L’économie informelle constitue depuis plusieurs décennies le socle invisible mais vital de l’activité économique au Sénégal. Selon les estimations du Bureau international du travail (BIT), ce secteur représenterait plus de 90?% de l’emploi total et près de 40?% du PIB national. Artisans, commerçants de rue, mécaniciens, coiffeurs, restaurateurs ou encore vendeurs de détail évoluent quotidiennement en dehors du périmètre fiscal classique, sans immatriculation légale ni obligations déclaratives. Si ce tissu foisonnant soutient la résilience sociale et pallie les défaillances de l’emploi formel, il échappe largement à l’impôt.
La problématique n’est pas nouvelle, mais elle prend une acuité particulière dans un contexte où l’État cherche à élargir sa base fiscale pour financer les politiques publiques et réduire sa dépendance à l’endettement. Au cours des dernières années, plusieurs tentatives ont été lancées pour structurer davantage l’économie informelle : mise en place du NINEA simplifié, régimes d’imposition forfaitaire, campagnes d’immatriculation à l’initiative de la Direction générale des impôts et domaines (DGID), partenariats avec les collectivités territoriales. Le Programme d’appui à la transition de l’économie informelle vers le secteur formel, soutenu par des institutions internationales, vise justement à créer un pont progressif entre les deux sphères.
Cependant, les résultats restent encore mitigés. La méfiance demeure forte chez les acteurs informels, souvent échaudés par la complexité administrative, la crainte d’une pression fiscale brutale ou l’absence de contreparties visibles. Pour beaucoup, la fiscalité est perçue comme une ponction plutôt qu’un levier de formalisation. À cela s’ajoutent des contraintes structurelles : faibles marges, instabilité des revenus, faible capitalisation des unités de production. Dans ces conditions, une approche coercitive risquerait d’étouffer des activités déjà fragiles et d’aggraver la précarité.
L’enjeu réside donc dans une méthode progressive, incitative et contextualisée, capable de transformer la relation entre l’État et les acteurs de l’informel. Plusieurs pistes sont désormais explorées. La première consiste à associer la fiscalité à des services concrets : accès à une couverture sociale, à la formation, au crédit ou à la commande publique. Des mécanismes de fiscalité simplifiée, fondés sur un taux forfaitaire proportionnel aux capacités réelles des petits opérateurs, peuvent également contribuer à lever les réticences. Le modèle du contribuable volontaire, expérimenté dans certains pays d’Afrique de l’Est, a montré qu’il était possible d’élargir l’assiette sans recourir à la contrainte.

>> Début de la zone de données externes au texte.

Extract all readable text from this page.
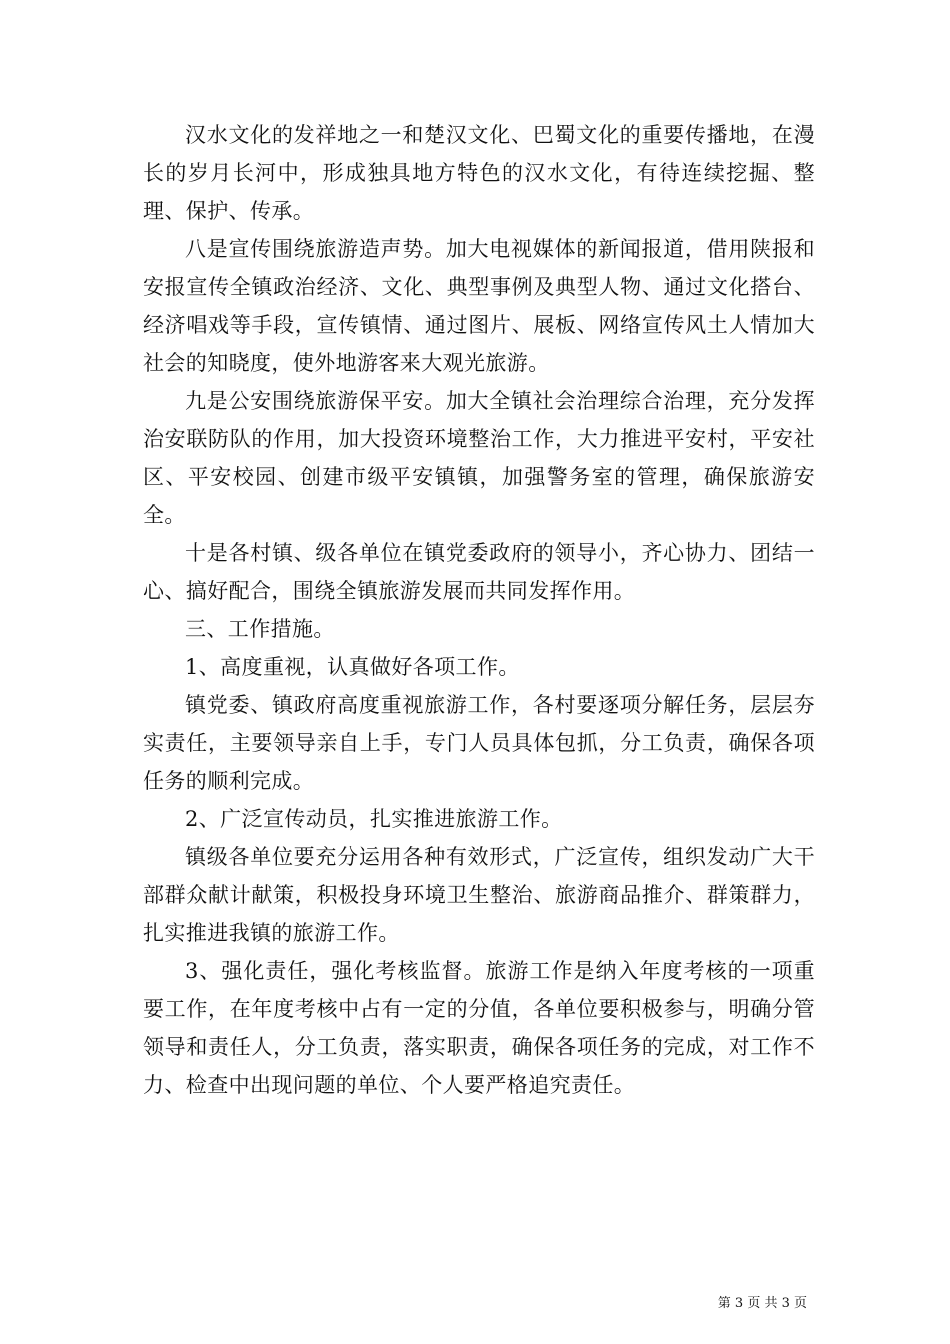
汉水文化的发祥地之一和楚汉文化、巴蜀文化的重要传播地，在漫长的岁月长河中，形成独具地方特色的汉水文化，有待连续挖掘、整理、保护、传承。

八是宣传围绕旅游造声势。加大电视媒体的新闻报道，借用陕报和安报宣传全镇政治经济、文化、典型事例及典型人物、通过文化搭台、经济唱戏等手段，宣传镇情、通过图片、展板、网络宣传风土人情加大社会的知晓度，使外地游客来大观光旅游。

九是公安围绕旅游保平安。加大全镇社会治理综合治理，充分发挥治安联防队的作用，加大投资环境整治工作，大力推进平安村，平安社区、平安校园、创建市级平安镇镇，加强警务室的管理，确保旅游安全。

十是各村镇、级各单位在镇党委政府的领导小，齐心协力、团结一心、搞好配合，围绕全镇旅游发展而共同发挥作用。

三、工作措施。

1、高度重视，认真做好各项工作。

镇党委、镇政府高度重视旅游工作，各村要逐项分解任务，层层夯实责任，主要领导亲自上手，专门人员具体包抓，分工负责，确保各项任务的顺利完成。

2、广泛宣传动员，扎实推进旅游工作。

镇级各单位要充分运用各种有效形式，广泛宣传，组织发动广大干部群众献计献策，积极投身环境卫生整治、旅游商品推介、群策群力，扎实推进我镇的旅游工作。

3、强化责任，强化考核监督。旅游工作是纳入年度考核的一项重要工作，在年度考核中占有一定的分值，各单位要积极参与，明确分管领导和责任人，分工负责，落实职责，确保各项任务的完成，对工作不力、检查中出现问题的单位、个人要严格追究责任。

第 3 页 共 3 页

L’usage des outils numériques représente également un levier structurant. L’extension du paiement mobile des taxes ou la digitalisation des registres de commerce permettent une traçabilité accrue des transactions tout en réduisant la lourdeur des démarches. À cela s’ajoutent les initiatives locales : à Dakar, Pikine ou Kaolack, certaines mairies ont engagé des campagnes de sensibilisation et d’enregistrement, en lien avec les organisations professionnelles du secteur informel.
Dans cette transition délicate, l’État sénégalais se trouve à un point d’équilibre. Il s’agit de consolider les recettes fiscales sans compromettre la vitalité économique que représente ce vivier informel. L’objectif n’est pas de contraindre à la norme administrative des structures qui ne sont pas prêtes à l’intégrer, mais plutôt de favoriser leur montée en régime progressive, en rendant la formalisation plus accessible, plus utile et plus juste.
Loin d’être un simple segment marginal, l’économie informelle constitue un pilier central de la société sénégalaise. L’intégrer intelligemment dans le circuit fiscal, c’est aussi reconnaître sa légitimité, sécuriser les parcours professionnels de millions de travailleurs et construire un pacte social fondé sur la confiance plutôt que sur la répression. Une fiscalité équitable et adaptée peut alors devenir un instrument de développement, plutôt qu’un frein à l’activité.